Please read Bad Chad’s answer. It is factually correct and makes many salient points overlooked in other answers. I can only enlarge or the excellent points he makes:

The human visual system cannot be modeled after a camera or video any more than the brain can be modeled after a computer or the liver after a chemical factory. Biological systems are designed fundamentally differently than human-designed artifacts. For instance, the retina is not a sensor full of pixels. It has multiple layers of neurons which process image information before communicating information to the visual cortex. By some measures of computation speed, the retina outperforms some supercomputers https://www.videofoundry.co.nz/ianman/laboratory/research/retina . When a ganglion cell fires, it is communicating higher order information than a “pixel”.

The proposition that human vision can be defined by a certain size pixel is an artifact of using optotypes (high contrast letters) for determining glasses prescription. There are a multitude of other ways of measuring human visual performance, many of which give higher measured acuity than optotypes.:

Vernier acuity is the ability to discriminate misaligned straight lines. You may be familiar with Vernier Calipers which allow measurement accuracy of one thousandth of an inch with the unaided eye.
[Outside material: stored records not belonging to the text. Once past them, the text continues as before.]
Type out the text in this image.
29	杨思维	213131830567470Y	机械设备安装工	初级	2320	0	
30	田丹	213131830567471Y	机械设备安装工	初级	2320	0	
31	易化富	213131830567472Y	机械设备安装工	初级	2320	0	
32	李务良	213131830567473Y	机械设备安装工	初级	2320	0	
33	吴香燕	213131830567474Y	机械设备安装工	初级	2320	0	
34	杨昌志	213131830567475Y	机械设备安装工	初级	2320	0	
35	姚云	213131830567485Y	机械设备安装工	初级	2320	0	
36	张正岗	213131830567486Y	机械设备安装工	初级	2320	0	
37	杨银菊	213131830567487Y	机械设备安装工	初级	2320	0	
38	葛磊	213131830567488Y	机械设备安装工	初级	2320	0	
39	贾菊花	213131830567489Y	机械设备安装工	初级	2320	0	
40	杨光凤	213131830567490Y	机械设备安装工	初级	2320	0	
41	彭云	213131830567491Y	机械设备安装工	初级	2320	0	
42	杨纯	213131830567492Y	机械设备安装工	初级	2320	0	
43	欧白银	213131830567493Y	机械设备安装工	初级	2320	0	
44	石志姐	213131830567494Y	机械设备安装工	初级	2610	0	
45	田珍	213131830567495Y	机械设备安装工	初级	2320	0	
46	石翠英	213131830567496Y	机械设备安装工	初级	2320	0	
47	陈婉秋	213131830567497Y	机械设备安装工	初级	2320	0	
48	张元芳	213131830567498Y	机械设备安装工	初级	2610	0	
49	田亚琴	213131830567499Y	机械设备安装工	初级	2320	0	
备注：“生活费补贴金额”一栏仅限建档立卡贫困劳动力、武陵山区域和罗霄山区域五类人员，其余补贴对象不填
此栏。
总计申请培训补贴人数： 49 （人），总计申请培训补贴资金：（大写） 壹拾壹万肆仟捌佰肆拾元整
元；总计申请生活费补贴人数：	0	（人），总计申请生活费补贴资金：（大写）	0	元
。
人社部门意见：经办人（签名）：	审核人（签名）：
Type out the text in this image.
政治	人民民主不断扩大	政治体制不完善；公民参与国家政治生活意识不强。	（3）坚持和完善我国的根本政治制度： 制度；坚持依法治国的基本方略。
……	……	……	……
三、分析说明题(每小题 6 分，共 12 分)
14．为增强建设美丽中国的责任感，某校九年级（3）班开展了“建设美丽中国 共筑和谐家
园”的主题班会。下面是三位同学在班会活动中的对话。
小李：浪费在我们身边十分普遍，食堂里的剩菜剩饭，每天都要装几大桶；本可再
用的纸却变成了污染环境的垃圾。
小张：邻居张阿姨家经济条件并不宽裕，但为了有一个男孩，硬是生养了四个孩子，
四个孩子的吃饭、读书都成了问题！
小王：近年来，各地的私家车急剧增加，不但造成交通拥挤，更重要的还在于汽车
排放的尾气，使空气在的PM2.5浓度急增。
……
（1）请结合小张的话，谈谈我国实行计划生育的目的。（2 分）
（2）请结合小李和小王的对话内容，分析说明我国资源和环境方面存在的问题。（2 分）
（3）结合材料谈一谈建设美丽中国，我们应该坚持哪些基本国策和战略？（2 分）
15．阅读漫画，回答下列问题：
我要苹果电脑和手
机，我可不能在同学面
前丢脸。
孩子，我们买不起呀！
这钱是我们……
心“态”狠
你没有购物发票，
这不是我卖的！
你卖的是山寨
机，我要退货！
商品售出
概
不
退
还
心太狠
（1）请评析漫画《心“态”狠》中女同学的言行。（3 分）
Vernier acuity far exceeds optotype acuity (and so is termed hyperacuity) and can be further improved up to 6 fold by training.

enter image description here https://en.wikipedia.org/wiki/Vernier_scale

Another example of hyperacuity is stereoacuity (depth perception) https://en.wikipedia.org/wiki/Stereoscopic_acuity

Another example of hyperacuity is diopter sights on competition precision rifles.

enter image description here

So Bad Chad is right: "It is correct to say that the Moon's size is 30 arc-minutes, but not that its size is A×B pixels.”